In 1796, the United States took possession of Macinac. Bailly married Angelique, a grand niece of Chief Pontiac.

“I did not know when we married that she was a member of a Snake Cult,” he said. “Angelique would not leave the cult. We had a child, Alexis. Sadly, I had to leave Angelique,” he continued.

Later, Bailly heard stories about a woman referred to as “Lilly of the Lake,” whom he later married. Her name was Marie. They were married in 1810 and stayed married until he died.

“Marie was the mother of my children, and she believed in the One of the Cross,” he said.

But he digressed. He reminded his audience that in 1801 he was an active trader with 62 Voyagers under his employ. He traveled the then super (water) highways in canoes.

The canoes were of several sizes. The Canoe of the North was a 26-foot long, 250 pound canoe that carried eight men plus 2 1/2 tons of cargo.

“She is the baby,” he said about the canoe.

The Master Canoe, was a 40-foot long, 400 pound canoe with a capacity for a dozen men and a payload of four tons.

“The big canoe is carried by four men to portage. Each man carries from 90-100 pounds, taking three trips back and forth for the portage,” he said.

“Canoes are preferably made of Birch bark, but in Porter County, Voyagers use Elm trees because the property of the Elm swells up when it is wet. Fibrous roots of the Spruce tree is used for thread to weave the wood together and pitch of pine trees is used to make them waterproof,” he said.

“Our days begin with breakfast.
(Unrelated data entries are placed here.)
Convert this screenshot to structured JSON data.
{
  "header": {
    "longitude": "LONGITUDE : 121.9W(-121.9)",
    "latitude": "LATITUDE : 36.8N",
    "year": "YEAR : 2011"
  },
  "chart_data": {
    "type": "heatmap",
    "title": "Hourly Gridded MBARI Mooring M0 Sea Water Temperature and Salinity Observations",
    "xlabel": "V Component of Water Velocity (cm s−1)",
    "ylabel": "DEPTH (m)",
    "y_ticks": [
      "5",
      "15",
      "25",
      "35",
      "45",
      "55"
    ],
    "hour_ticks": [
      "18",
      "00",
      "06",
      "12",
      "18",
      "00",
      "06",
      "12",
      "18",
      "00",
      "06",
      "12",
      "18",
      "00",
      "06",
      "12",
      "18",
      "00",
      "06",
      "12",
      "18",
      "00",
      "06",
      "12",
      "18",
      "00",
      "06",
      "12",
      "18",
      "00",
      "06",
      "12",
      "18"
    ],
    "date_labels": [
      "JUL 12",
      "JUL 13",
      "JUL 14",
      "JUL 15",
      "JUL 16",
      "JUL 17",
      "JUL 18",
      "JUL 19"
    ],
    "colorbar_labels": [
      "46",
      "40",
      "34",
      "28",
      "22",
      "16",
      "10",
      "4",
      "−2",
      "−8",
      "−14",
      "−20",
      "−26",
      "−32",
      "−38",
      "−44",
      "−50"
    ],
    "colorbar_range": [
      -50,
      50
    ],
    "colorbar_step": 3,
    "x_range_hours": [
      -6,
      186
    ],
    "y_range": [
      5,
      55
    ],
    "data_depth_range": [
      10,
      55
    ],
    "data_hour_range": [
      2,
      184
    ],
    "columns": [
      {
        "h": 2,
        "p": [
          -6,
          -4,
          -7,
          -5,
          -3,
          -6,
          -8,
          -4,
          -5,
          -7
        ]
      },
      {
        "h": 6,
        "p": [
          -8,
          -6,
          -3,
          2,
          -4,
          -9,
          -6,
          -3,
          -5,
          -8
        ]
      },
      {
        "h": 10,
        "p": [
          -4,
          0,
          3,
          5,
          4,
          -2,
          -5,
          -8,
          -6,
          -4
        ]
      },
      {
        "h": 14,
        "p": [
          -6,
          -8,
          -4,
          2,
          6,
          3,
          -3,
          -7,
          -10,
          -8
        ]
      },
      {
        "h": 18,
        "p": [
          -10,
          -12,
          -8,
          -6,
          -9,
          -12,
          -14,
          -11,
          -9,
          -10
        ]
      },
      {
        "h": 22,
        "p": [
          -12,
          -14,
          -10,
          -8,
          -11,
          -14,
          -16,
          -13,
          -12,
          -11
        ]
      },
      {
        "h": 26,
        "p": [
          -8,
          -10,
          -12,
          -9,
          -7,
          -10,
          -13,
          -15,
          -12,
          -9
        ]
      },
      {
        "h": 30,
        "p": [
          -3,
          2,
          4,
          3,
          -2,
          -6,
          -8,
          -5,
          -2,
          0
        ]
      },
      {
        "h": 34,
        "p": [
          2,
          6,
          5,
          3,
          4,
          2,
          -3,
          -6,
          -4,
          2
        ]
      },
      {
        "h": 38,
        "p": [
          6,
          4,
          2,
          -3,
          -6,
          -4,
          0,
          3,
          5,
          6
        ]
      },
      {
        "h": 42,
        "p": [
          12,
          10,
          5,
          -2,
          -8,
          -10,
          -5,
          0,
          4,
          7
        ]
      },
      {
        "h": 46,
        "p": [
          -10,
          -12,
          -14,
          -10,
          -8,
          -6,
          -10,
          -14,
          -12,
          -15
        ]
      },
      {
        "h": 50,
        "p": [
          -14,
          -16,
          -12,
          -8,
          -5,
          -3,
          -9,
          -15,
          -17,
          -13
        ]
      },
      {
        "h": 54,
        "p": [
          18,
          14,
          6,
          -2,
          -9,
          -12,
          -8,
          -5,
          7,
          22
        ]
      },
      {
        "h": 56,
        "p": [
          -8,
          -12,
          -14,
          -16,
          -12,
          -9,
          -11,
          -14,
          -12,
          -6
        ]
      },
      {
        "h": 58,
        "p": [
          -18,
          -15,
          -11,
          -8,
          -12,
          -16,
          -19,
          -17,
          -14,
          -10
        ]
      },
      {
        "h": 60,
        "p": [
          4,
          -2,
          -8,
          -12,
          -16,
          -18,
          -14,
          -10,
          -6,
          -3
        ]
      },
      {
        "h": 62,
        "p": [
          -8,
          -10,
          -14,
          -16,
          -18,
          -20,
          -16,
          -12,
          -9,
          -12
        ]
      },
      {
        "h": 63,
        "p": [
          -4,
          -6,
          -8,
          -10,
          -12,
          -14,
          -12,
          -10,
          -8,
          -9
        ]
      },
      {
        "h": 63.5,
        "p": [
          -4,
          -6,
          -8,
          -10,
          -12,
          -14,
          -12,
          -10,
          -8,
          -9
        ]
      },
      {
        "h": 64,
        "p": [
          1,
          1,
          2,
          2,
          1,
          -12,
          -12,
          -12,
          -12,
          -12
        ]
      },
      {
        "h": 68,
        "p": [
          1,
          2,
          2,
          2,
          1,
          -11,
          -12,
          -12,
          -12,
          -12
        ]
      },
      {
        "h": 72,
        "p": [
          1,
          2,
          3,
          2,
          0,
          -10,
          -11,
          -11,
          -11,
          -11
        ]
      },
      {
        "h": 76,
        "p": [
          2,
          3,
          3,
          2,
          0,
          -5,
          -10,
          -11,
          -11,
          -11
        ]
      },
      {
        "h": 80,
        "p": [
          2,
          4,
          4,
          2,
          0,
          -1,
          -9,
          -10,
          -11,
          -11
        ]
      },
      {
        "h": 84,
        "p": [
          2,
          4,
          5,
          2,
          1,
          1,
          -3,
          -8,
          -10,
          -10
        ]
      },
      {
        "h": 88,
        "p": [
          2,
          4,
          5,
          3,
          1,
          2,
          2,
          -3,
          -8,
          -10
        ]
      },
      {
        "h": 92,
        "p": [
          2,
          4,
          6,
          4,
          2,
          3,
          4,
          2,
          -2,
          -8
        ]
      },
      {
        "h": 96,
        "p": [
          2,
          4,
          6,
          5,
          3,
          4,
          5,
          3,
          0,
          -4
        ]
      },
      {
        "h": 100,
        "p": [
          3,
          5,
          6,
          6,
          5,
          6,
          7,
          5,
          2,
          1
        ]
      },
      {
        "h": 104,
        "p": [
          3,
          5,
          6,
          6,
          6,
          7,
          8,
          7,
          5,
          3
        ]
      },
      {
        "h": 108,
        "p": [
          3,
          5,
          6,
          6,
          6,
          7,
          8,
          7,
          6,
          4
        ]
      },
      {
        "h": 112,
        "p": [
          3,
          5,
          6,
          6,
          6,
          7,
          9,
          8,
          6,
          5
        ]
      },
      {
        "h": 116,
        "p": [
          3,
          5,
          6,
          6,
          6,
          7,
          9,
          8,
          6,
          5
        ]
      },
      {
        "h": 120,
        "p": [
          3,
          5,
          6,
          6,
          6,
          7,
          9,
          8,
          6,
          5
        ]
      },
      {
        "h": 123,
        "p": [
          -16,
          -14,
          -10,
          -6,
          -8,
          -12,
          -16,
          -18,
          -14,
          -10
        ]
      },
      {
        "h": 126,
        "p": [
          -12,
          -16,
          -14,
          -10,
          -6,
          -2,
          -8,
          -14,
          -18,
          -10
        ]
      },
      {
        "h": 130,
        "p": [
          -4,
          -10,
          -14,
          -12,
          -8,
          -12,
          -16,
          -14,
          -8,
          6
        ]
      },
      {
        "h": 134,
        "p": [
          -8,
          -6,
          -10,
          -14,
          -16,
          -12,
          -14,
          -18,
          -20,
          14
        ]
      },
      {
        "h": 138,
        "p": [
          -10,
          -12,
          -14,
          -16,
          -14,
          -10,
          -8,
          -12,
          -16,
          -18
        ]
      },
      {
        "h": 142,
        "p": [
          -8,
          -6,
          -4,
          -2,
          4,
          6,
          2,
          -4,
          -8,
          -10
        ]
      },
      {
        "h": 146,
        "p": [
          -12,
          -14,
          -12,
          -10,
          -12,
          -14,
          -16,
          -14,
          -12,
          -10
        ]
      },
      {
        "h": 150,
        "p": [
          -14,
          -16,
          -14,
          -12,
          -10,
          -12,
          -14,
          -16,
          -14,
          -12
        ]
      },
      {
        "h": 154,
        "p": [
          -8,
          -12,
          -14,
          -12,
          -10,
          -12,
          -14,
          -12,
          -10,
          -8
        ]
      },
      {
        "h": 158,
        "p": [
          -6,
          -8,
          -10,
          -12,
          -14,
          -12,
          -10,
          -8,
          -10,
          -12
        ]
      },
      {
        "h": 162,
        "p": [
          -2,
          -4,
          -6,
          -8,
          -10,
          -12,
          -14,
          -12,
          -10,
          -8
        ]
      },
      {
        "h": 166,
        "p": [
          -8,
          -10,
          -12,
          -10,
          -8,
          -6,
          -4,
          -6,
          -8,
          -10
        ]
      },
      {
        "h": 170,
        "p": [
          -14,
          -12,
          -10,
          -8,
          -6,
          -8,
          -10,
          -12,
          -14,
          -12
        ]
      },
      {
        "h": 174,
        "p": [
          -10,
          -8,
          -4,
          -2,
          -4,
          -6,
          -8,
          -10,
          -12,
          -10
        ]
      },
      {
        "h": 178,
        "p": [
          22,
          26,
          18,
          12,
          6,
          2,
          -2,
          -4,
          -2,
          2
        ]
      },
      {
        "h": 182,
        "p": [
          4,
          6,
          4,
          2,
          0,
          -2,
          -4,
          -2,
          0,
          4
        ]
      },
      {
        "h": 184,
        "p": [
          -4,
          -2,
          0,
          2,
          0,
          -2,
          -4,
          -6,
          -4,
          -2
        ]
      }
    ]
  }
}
Then we paddle, paddle and paddle for 15-18 hours a day and we stop when the moon comes up. Then we eat.

“I got my first view of Porter County in 1804,” he said. “I was transporting materials from Macinac to Ft. Dearborn in canoes.

“I am accosted by United States Soldiers, with Marie and John Baptist Courtier. They take me to prison and leave Marie. John Baptist flees, and I am worried about Marie. But after we leave, John Baptist comes back for her and asks her for her jewels to be traded for clothing. They dress in Indian clothing and darken their faces with walnut skins.

“She becomes ill from walking westward and delivers our child in deep winter. The child died, but they (Indians) gave her an Indian baby, not telling her the child was not hers...”

Bailly was imprisoned and later released.

“It is the 15 of March 1814, and I will read the paper I carry...It is a passport that I may go with protection of not being arrested...

“In 1815, Bailly petitioned the British for 1,500 pounds for losses he suffered for being wrongfully incarcerated on charges of being a spy. (In 1825 Indianapolis became the Capitol of Indiana.)

“Marie and I were married twice. As is the custom of our time, when two people want to be married and there is no church close by, a couple gathers friends to witness a man and woman pledge their love - and they are married. The second time, we were married in the church. So I am twice-married to the same woman.

“I am the proud father of lovely daughters. My daughters are very well educated, schooled in Detroit where they learned literature, great politicians...They can describe the merits of Andrew Jackson and Henry Clay...Jackson was elected President in 1827 and reelected in 1832.)”

Unfortunately, time ran out and Rivers had to end his presentation.